Когда он проснулся, декокт был совершенно теплый, запах померанцев давно испарился, часы стояли.

Позвонил.

Вошел лакей.

— Который час?

— Четыре часа утра.

— Что вы сказали?

— Четыре часа утра.

— Какой день?

— Четверг.

— В котором часу я вернулся домой?

— В семь утра.

— В какой день?

— В среду.

— А сегодня?

— Четверг.

— Который час?

— Четыре часа утра.

— Значит, я спал…

— От восьми вчерашнего дня до четырех сегодня.

— В общем…

— Двадцать часов.

— Многовато.

— Бывали случаи похуже, чем ваш. Можно унести поднос? Как видно, липовый цвет послужил вам на пользу.

— Почему вы так думаете?

— Вы хорошо спали.

— Но я даже не попробовал его.

— И не надо. Это специальность нашего дома.

— Хорошо. Унесите эту специальность.

Поднос вместе с лакеем исчез.

«В этот час, — подумал Тито, перечитав письмо директора, — я должен был быть на бульваре Араго и смотреть на то, как будет обезглавлен Мариус Ампози. Разве это действительно так необходимо, чтобы я там был? Согласен, что статья должна быть написана. Но идти туда… Как она хороша, эта армянка!.. Калантан… Имя, которое напоминает отдаленный звон колоколов… Похоронный звон колоколов для Мариуса Ампози, специализировавшегося на убийствах учительниц. Если я даже в пойду, то что увижу в этой непроглядной тьме? И все же необходимо написать что-нибудь. Экстренный выпуск по поводу казни… В шесть рукопись должна быть в типографии…»
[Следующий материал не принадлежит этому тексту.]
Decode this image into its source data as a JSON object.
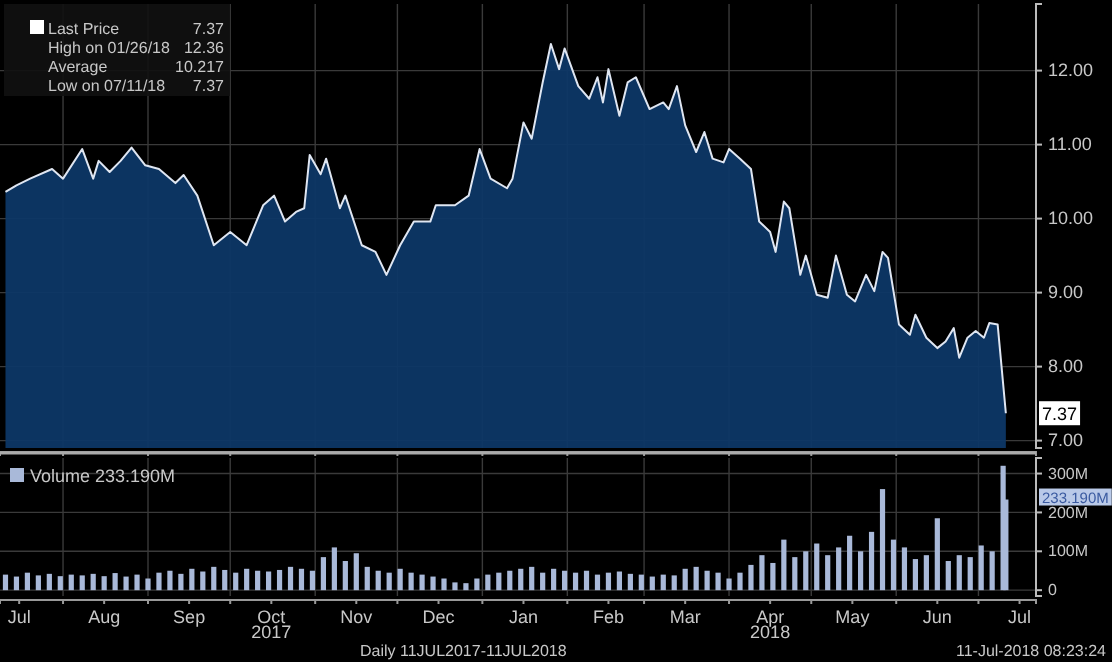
{
  "chart_data": [
    {
      "type": "area",
      "color": "#0d3766",
      "grid": true,
      "tick_labels": "y",
      "xlim": [
        "2017-07-09",
        "2018-07-22"
      ],
      "xticks": [
        {
          "value": "2017-08-01",
          "label": null
        },
        {
          "value": "2017-09-01",
          "label": null
        },
        {
          "value": "2017-10-01",
          "label": null
        },
        {
          "value": "2017-11-01",
          "label": null
        },
        {
          "value": "2017-12-01",
          "label": null
        },
        {
          "value": "2018-01-01",
          "label": null
        },
        {
          "value": "2018-02-01",
          "label": null
        },
        {
          "value": "2018-03-01",
          "label": null
        },
        {
          "value": "2018-04-01",
          "label": null
        },
        {
          "value": "2018-05-01",
          "label": null
        },
        {
          "value": "2018-06-01",
          "label": null
        },
        {
          "value": "2018-07-01",
          "label": null
        }
      ],
      "ylim": [
        6.9,
        12.9
      ],
      "yticks": [
        {
          "value": 7,
          "label": "7.00"
        },
        {
          "value": 8,
          "label": "8.00"
        },
        {
          "value": 9,
          "label": "9.00"
        },
        {
          "value": 10,
          "label": "10.00"
        },
        {
          "value": 11,
          "label": "11.00"
        },
        {
          "value": 12,
          "label": "12.00"
        }
      ],
      "x": [
        "2017-07-11",
        "2017-07-15",
        "2017-07-20",
        "2017-07-28",
        "2017-08-01",
        "2017-08-08",
        "2017-08-12",
        "2017-08-14",
        "2017-08-18",
        "2017-08-22",
        "2017-08-26",
        "2017-08-31",
        "2017-09-05",
        "2017-09-11",
        "2017-09-14",
        "2017-09-19",
        "2017-09-25",
        "2017-10-01",
        "2017-10-07",
        "2017-10-13",
        "2017-10-17",
        "2017-10-21",
        "2017-10-25",
        "2017-10-28",
        "2017-10-30",
        "2017-11-03",
        "2017-11-05",
        "2017-11-10",
        "2017-11-12",
        "2017-11-18",
        "2017-11-23",
        "2017-11-27",
        "2017-12-02",
        "2017-12-07",
        "2017-12-13",
        "2017-12-15",
        "2017-12-22",
        "2017-12-27",
        "2017-12-31",
        "2018-01-04",
        "2018-01-10",
        "2018-01-12",
        "2018-01-16",
        "2018-01-19",
        "2018-01-23",
        "2018-01-26",
        "2018-01-29",
        "2018-01-31",
        "2018-02-05",
        "2018-02-09",
        "2018-02-12",
        "2018-02-14",
        "2018-02-16",
        "2018-02-20",
        "2018-02-23",
        "2018-02-26",
        "2018-03-03",
        "2018-03-08",
        "2018-03-10",
        "2018-03-13",
        "2018-03-16",
        "2018-03-20",
        "2018-03-23",
        "2018-03-26",
        "2018-03-30",
        "2018-04-01",
        "2018-04-05",
        "2018-04-09",
        "2018-04-12",
        "2018-04-16",
        "2018-04-18",
        "2018-04-21",
        "2018-04-23",
        "2018-04-27",
        "2018-04-29",
        "2018-05-03",
        "2018-05-07",
        "2018-05-10",
        "2018-05-14",
        "2018-05-17",
        "2018-05-21",
        "2018-05-24",
        "2018-05-27",
        "2018-05-29",
        "2018-06-02",
        "2018-06-06",
        "2018-06-08",
        "2018-06-12",
        "2018-06-16",
        "2018-06-19",
        "2018-06-22",
        "2018-06-24",
        "2018-06-27",
        "2018-06-30",
        "2018-07-03",
        "2018-07-05",
        "2018-07-08",
        "2018-07-11"
      ],
      "values": [
        10.36,
        10.45,
        10.54,
        10.67,
        10.54,
        10.94,
        10.54,
        10.78,
        10.63,
        10.78,
        10.96,
        10.72,
        10.67,
        10.48,
        10.59,
        10.31,
        9.64,
        9.82,
        9.64,
        10.18,
        10.31,
        9.96,
        10.09,
        10.14,
        10.86,
        10.6,
        10.81,
        10.14,
        10.31,
        9.64,
        9.55,
        9.24,
        9.64,
        9.96,
        9.96,
        10.18,
        10.18,
        10.31,
        10.94,
        10.54,
        10.41,
        10.54,
        11.3,
        11.08,
        11.84,
        12.36,
        12.02,
        12.3,
        11.79,
        11.62,
        11.91,
        11.57,
        12.02,
        11.39,
        11.84,
        11.91,
        11.48,
        11.57,
        11.48,
        11.79,
        11.26,
        10.9,
        11.17,
        10.81,
        10.76,
        10.94,
        10.81,
        10.67,
        9.96,
        9.82,
        9.55,
        10.23,
        10.14,
        9.24,
        9.5,
        8.97,
        8.93,
        9.5,
        8.97,
        8.88,
        9.24,
        9.02,
        9.55,
        9.47,
        8.57,
        8.43,
        8.7,
        8.39,
        8.25,
        8.34,
        8.52,
        8.12,
        8.39,
        8.48,
        8.39,
        8.59,
        8.57,
        7.37
      ],
      "annotations": [
        "Last Price",
        "7.37",
        "High on 01/26/18",
        "12.36",
        "Average",
        "10.217",
        "Low on 07/11/18",
        "7.37",
        {
          "text": "7.37",
          "x": "2018-07-11",
          "y": 7.37
        }
      ]
    },
    {
      "type": "bar",
      "grid": true,
      "legend": "top left",
      "xlim": [
        "2017-07-09",
        "2018-07-22"
      ],
      "xticks": [
        {
          "value": "2017-07-16",
          "label": "Jul"
        },
        {
          "value": "2017-08-01",
          "label": null
        },
        {
          "value": "2017-08-16",
          "label": "Aug"
        },
        {
          "value": "2017-09-01",
          "label": null
        },
        {
          "value": "2017-09-16",
          "label": "Sep"
        },
        {
          "value": "2017-10-01",
          "label": null
        },
        {
          "value": "2017-10-16",
          "label": "Oct"
        },
        {
          "value": "2017-11-01",
          "label": null
        },
        {
          "value": "2017-11-16",
          "label": "Nov"
        },
        {
          "value": "2017-12-01",
          "label": null
        },
        {
          "value": "2017-12-16",
          "label": "Dec"
        },
        {
          "value": "2018-01-01",
          "label": null
        },
        {
          "value": "2018-01-16",
          "label": "Jan"
        },
        {
          "value": "2018-02-01",
          "label": null
        },
        {
          "value": "2018-02-16",
          "label": "Feb"
        },
        {
          "value": "2018-03-01",
          "label": null
        },
        {
          "value": "2018-03-16",
          "label": "Mar"
        },
        {
          "value": "2018-04-01",
          "label": null
        },
        {
          "value": "2018-04-16",
          "label": "Apr"
        },
        {
          "value": "2018-05-01",
          "label": null
        },
        {
          "value": "2018-05-16",
          "label": "May"
        },
        {
          "value": "2018-06-01",
          "label": null
        },
        {
          "value": "2018-06-16",
          "label": "Jun"
        },
        {
          "value": "2018-07-01",
          "label": null
        },
        {
          "value": "2018-07-16",
          "label": "Jul"
        }
      ],
      "ylim": [
        -15,
        340
      ],
      "yticks": [
        0,
        {
          "value": 100,
          "label": "100M"
        },
        {
          "value": 200,
          "label": "200M"
        },
        {
          "value": 300,
          "label": "300M"
        }
      ],
      "x": [
        "2017-07-11",
        "2017-07-15",
        "2017-07-19",
        "2017-07-23",
        "2017-07-27",
        "2017-07-31",
        "2017-08-04",
        "2017-08-08",
        "2017-08-12",
        "2017-08-16",
        "2017-08-20",
        "2017-08-24",
        "2017-08-28",
        "2017-09-01",
        "2017-09-05",
        "2017-09-09",
        "2017-09-13",
        "2017-09-17",
        "2017-09-21",
        "2017-09-25",
        "2017-09-29",
        "2017-10-03",
        "2017-10-07",
        "2017-10-11",
        "2017-10-15",
        "2017-10-19",
        "2017-10-23",
        "2017-10-27",
        "2017-10-31",
        "2017-11-04",
        "2017-11-08",
        "2017-11-12",
        "2017-11-16",
        "2017-11-20",
        "2017-11-24",
        "2017-11-28",
        "2017-12-02",
        "2017-12-06",
        "2017-12-10",
        "2017-12-14",
        "2017-12-18",
        "2017-12-22",
        "2017-12-26",
        "2017-12-30",
        "2018-01-03",
        "2018-01-07",
        "2018-01-11",
        "2018-01-15",
        "2018-01-19",
        "2018-01-23",
        "2018-01-27",
        "2018-01-31",
        "2018-02-04",
        "2018-02-08",
        "2018-02-12",
        "2018-02-16",
        "2018-02-20",
        "2018-02-24",
        "2018-02-28",
        "2018-03-04",
        "2018-03-08",
        "2018-03-12",
        "2018-03-16",
        "2018-03-20",
        "2018-03-24",
        "2018-03-28",
        "2018-04-01",
        "2018-04-05",
        "2018-04-09",
        "2018-04-13",
        "2018-04-17",
        "2018-04-21",
        "2018-04-25",
        "2018-04-29",
        "2018-05-03",
        "2018-05-07",
        "2018-05-11",
        "2018-05-15",
        "2018-05-19",
        "2018-05-23",
        "2018-05-27",
        "2018-05-31",
        "2018-06-04",
        "2018-06-08",
        "2018-06-12",
        "2018-06-16",
        "2018-06-20",
        "2018-06-24",
        "2018-06-28",
        "2018-07-02",
        "2018-07-06",
        "2018-07-10",
        "2018-07-11"
      ],
      "series": [
        {
          "name": "Volume 233.190M",
          "color": "#a9b9d9",
          "values": [
            40,
            35,
            45,
            38,
            42,
            36,
            40,
            38,
            42,
            36,
            44,
            35,
            40,
            30,
            45,
            50,
            42,
            55,
            48,
            60,
            52,
            45,
            55,
            50,
            48,
            52,
            60,
            55,
            50,
            85,
            110,
            75,
            95,
            60,
            50,
            45,
            55,
            45,
            40,
            35,
            30,
            20,
            18,
            30,
            40,
            45,
            50,
            55,
            60,
            45,
            55,
            50,
            45,
            50,
            40,
            45,
            48,
            42,
            40,
            35,
            40,
            38,
            55,
            60,
            50,
            45,
            30,
            45,
            65,
            90,
            70,
            130,
            85,
            100,
            120,
            90,
            110,
            140,
            100,
            150,
            260,
            130,
            110,
            80,
            90,
            185,
            75,
            90,
            85,
            115,
            100,
            320,
            233.19
          ]
        }
      ],
      "annotations": [
        {
          "text": "233.190M",
          "x": "2018-07-11",
          "y": 233.19
        },
        "2017",
        "2018",
        "Daily 11JUL2017-11JUL2018",
        "11-Jul-2018 08:23:24"
      ]
    }
  ]
}
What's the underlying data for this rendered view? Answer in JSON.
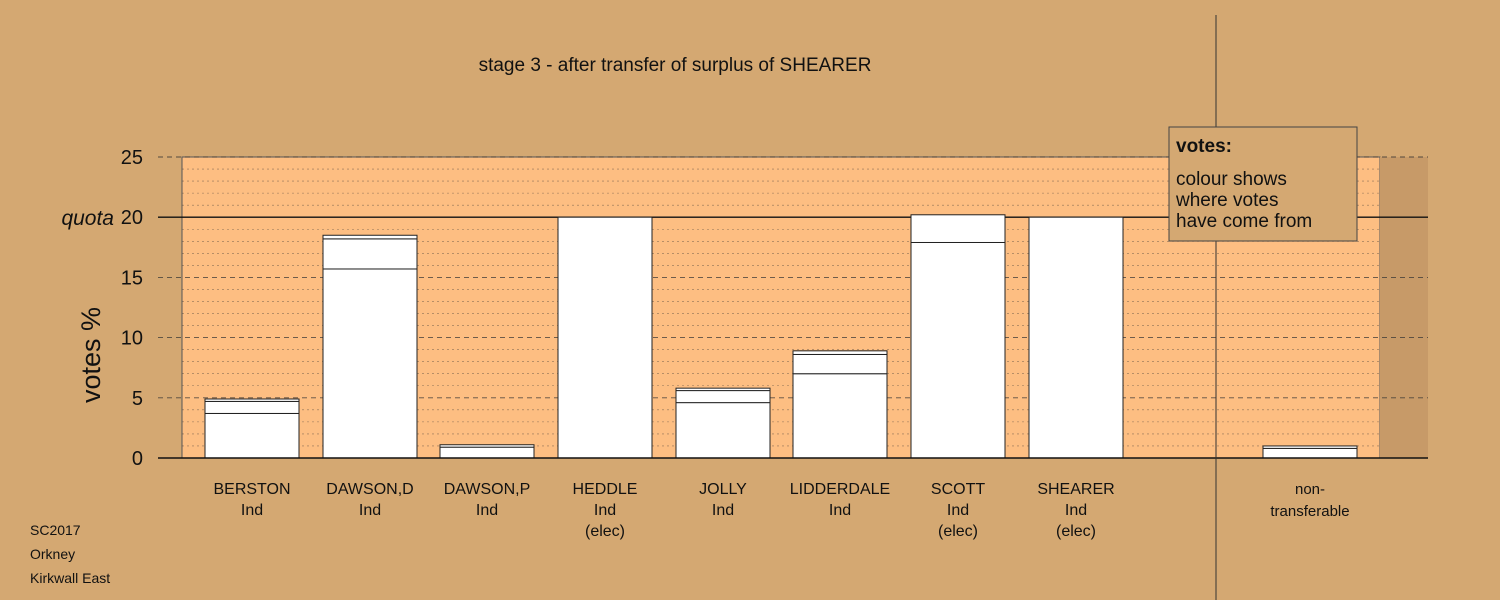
{
  "chart_data": {
    "type": "bar",
    "stacked": true,
    "title": "stage 3 - after transfer of surplus of SHEARER",
    "ylabel": "votes %",
    "ylim": [
      0,
      25
    ],
    "yticks": [
      0,
      5,
      10,
      15,
      20,
      25
    ],
    "quota": {
      "label": "quota",
      "value": 20
    },
    "grid": "dashed major every 5, dotted minor every 1",
    "candidates": [
      {
        "name": "BERSTON",
        "party": "Ind",
        "status": "",
        "segments": [
          3.7,
          1.0,
          0.2
        ],
        "total": 4.9
      },
      {
        "name": "DAWSON,D",
        "party": "Ind",
        "status": "",
        "segments": [
          15.7,
          2.5,
          0.3
        ],
        "total": 18.5
      },
      {
        "name": "DAWSON,P",
        "party": "Ind",
        "status": "",
        "segments": [
          0.9,
          0.2
        ],
        "total": 1.1
      },
      {
        "name": "HEDDLE",
        "party": "Ind",
        "status": "(elec)",
        "segments": [
          20.0
        ],
        "total": 20.0
      },
      {
        "name": "JOLLY",
        "party": "Ind",
        "status": "",
        "segments": [
          4.6,
          1.0,
          0.2
        ],
        "total": 5.8
      },
      {
        "name": "LIDDERDALE",
        "party": "Ind",
        "status": "",
        "segments": [
          7.0,
          1.6,
          0.3
        ],
        "total": 8.9
      },
      {
        "name": "SCOTT",
        "party": "Ind",
        "status": "(elec)",
        "segments": [
          17.9,
          2.3
        ],
        "total": 20.2
      },
      {
        "name": "SHEARER",
        "party": "Ind",
        "status": "(elec)",
        "segments": [
          20.0
        ],
        "total": 20.0
      }
    ],
    "non_transferable": {
      "label_line1": "non-",
      "label_line2": "transferable",
      "segments": [
        0.8,
        0.2
      ],
      "total": 1.0
    },
    "legend": {
      "title": "votes:",
      "lines": [
        "colour shows",
        "where votes",
        "have come from"
      ],
      "placement": "top-right"
    }
  },
  "footer": [
    "SC2017",
    "Orkney",
    "Kirkwall East"
  ]
}
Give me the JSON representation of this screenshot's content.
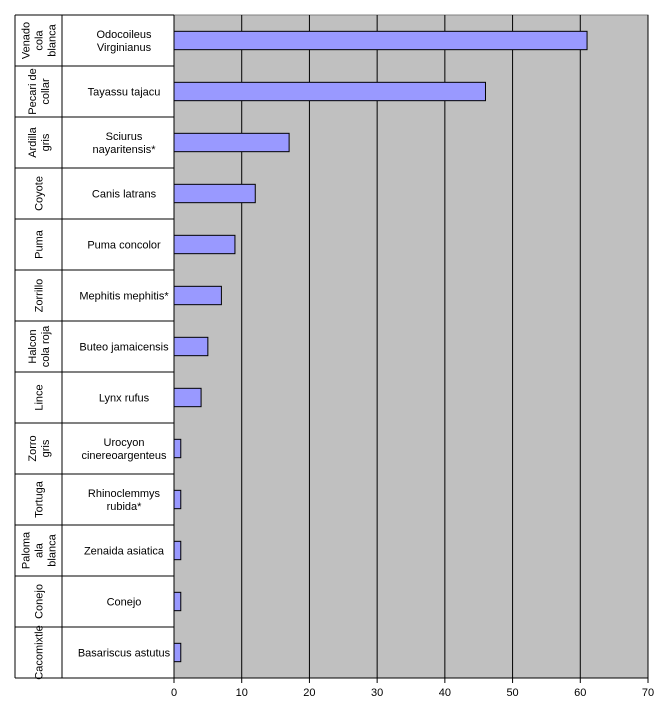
{
  "chart_data": {
    "type": "bar",
    "orientation": "horizontal",
    "title": "",
    "xlabel": "",
    "ylabel": "",
    "xlim": [
      0,
      70
    ],
    "x_ticks": [
      0,
      10,
      20,
      30,
      40,
      50,
      60,
      70
    ],
    "grid": "vertical",
    "legend": "none",
    "colors": {
      "bar": "#9999ff",
      "bar_edge": "#000000",
      "plot_background": "#c0c0c0",
      "outer_background": "#ffffff"
    },
    "rows": [
      {
        "group": [
          "Venado",
          "cola",
          "blanca"
        ],
        "category": [
          "Odocoileus",
          "Virginianus"
        ],
        "value": 61
      },
      {
        "group": [
          "Pecari de",
          "collar"
        ],
        "category": [
          "Tayassu tajacu"
        ],
        "value": 46
      },
      {
        "group": [
          "Ardilla",
          "gris"
        ],
        "category": [
          "Sciurus",
          "nayaritensis*"
        ],
        "value": 17
      },
      {
        "group": [
          "Coyote"
        ],
        "category": [
          "Canis latrans"
        ],
        "value": 12
      },
      {
        "group": [
          "Puma"
        ],
        "category": [
          "Puma concolor"
        ],
        "value": 9
      },
      {
        "group": [
          "Zorrillo"
        ],
        "category": [
          "Mephitis mephitis*"
        ],
        "value": 7
      },
      {
        "group": [
          "Halcon",
          "cola roja"
        ],
        "category": [
          "Buteo jamaicensis"
        ],
        "value": 5
      },
      {
        "group": [
          "Lince"
        ],
        "category": [
          "Lynx rufus"
        ],
        "value": 4
      },
      {
        "group": [
          "Zorro",
          "gris"
        ],
        "category": [
          "Urocyon",
          "cinereoargenteus"
        ],
        "value": 1
      },
      {
        "group": [
          "Tortuga"
        ],
        "category": [
          "Rhinoclemmys",
          "rubida*"
        ],
        "value": 1
      },
      {
        "group": [
          "Paloma",
          "ala",
          "blanca"
        ],
        "category": [
          "Zenaida asiatica"
        ],
        "value": 1
      },
      {
        "group": [
          "Conejo"
        ],
        "category": [
          "Conejo"
        ],
        "value": 1
      },
      {
        "group": [
          "Cacomixtle"
        ],
        "category": [
          "Basariscus astutus"
        ],
        "value": 1
      }
    ]
  }
}
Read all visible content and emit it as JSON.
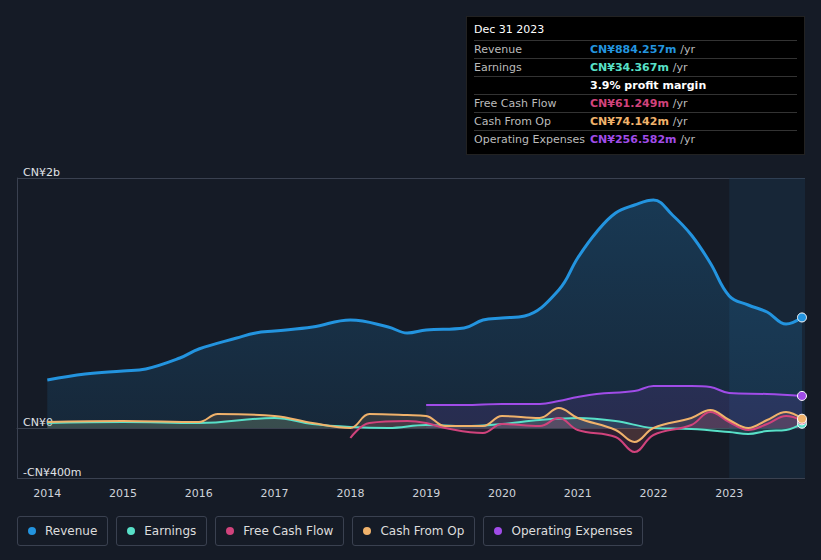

Думая таким образом, он встал с постели и тяжело опустился одной частью тела на стул, а другой на письменный стол.

Большие листы ослепительно белой бумаги ждали его.

Казалось, что это самоубийца готовится писать свою последнюю волю.

— Не понимаю, — думал он — почему смертные приговоры исполняются всегда рано утром. Беспокоят так рано палача, священника, смертника, которые могли бы еще и поспать. Разве полуденный час не был бы более подходящим? И стал писать.

СМЕРТНАЯ КАЗНЬ МАРИУСА АМПОЗИ

убийцы учительницы,

с Ямайки.

И, вместо того, чтобы описывать печальную церемонию, стал раздумывать:

— Что за ужаснейшая вещь заниматься журналистикой в летние месяцы, когда все депутаты находятся в отпуске, фельетонисты на даче, судебная палата закрыта! Неизвестно, чем наполнить газету. Тогда директор предлагает вам написать два столбца по поводу случая, не имеющего никакого значения, подобно этому. А все же в Италии было бы еще хуже. Там, когда чувствуется недостаток материала, пишут длинные статьи о сообразительности муравьев, о родах тройни (специальность Калабрии), о чуме в Маньчжурии, о необычайном ударе молнии, о краже ожерелья (Северная Америка), ведутся диспуты об обитателях Марса, о продолжительности существования Земли, о настоящем имени д'Аннунцио (д'Аннунцио или Рапаньета?), или описывают величину рыбы, которая просто рыбешка. Кретины!

Часы показывали четверть пятого. Перечел заглавие.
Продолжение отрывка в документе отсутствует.